COA goes on to consider whether the circuit court erroneously exercised its discretion by denying the state’s second petition without an evidentiary hearing under the reconsideration standard. (¶39). If the state meets its burden under the newly discovered evidence reconsideration test, the court must determine whether a reasonable probability exists that a different result would be reached in a proceeding that included that evidence. Here, the circuit court essentially assumed without deciding that the state’s new allegations were true, and concluded that it would have reached the same result even with that information. (¶42). COA affirms because the court did consider the newly presented evidence, but assigned it less weight than the state desired. (¶44). COA also determines that the evidence was not newly discovered, as the facts the state presented occurred prior to the first waiver hearing. (¶45).

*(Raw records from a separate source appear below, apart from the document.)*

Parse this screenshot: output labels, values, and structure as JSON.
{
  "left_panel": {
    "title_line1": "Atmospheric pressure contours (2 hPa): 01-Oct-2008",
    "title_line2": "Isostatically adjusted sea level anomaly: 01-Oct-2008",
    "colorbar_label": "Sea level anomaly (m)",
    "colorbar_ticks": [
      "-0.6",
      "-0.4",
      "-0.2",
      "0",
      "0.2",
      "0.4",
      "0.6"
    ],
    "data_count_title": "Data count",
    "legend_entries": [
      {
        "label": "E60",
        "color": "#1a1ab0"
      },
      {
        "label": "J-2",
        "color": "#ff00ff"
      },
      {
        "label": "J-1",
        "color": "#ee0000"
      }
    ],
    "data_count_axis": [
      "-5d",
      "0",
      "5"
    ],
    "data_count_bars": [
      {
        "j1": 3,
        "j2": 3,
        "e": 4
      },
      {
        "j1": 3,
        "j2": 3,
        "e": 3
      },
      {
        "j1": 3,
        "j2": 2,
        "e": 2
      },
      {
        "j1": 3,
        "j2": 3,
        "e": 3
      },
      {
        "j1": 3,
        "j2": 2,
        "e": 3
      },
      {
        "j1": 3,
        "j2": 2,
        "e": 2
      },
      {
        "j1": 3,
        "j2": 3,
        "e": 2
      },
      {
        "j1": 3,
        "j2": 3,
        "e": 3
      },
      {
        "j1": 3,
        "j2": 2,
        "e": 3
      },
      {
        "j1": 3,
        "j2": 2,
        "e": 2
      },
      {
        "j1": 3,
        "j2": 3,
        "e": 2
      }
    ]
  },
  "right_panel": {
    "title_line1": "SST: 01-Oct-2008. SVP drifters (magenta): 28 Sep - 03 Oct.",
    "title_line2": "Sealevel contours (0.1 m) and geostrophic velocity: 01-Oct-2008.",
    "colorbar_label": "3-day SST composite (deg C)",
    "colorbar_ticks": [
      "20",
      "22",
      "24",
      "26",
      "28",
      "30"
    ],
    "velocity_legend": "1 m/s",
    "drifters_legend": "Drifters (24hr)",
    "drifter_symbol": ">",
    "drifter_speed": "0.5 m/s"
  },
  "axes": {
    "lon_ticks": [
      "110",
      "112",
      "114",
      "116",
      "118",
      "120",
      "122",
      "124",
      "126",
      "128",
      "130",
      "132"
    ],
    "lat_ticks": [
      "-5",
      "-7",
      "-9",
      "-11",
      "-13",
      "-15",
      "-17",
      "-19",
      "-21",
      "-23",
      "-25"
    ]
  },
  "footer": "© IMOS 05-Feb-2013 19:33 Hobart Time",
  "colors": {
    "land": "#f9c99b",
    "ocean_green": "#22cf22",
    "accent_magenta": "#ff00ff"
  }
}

COA also addresses the state’s brief argument that the circuit court improperly considered imprisonment as a potential outcome of waiver. The circuit court made “brief references to the adult system being at least partially ‘punitive’ in purpose wit them possibility of confinement” given the seriousness of the crimes with which AV would be charged. COA concludes that these considerations go to the factors set forth by the statute, and rejects this final argument.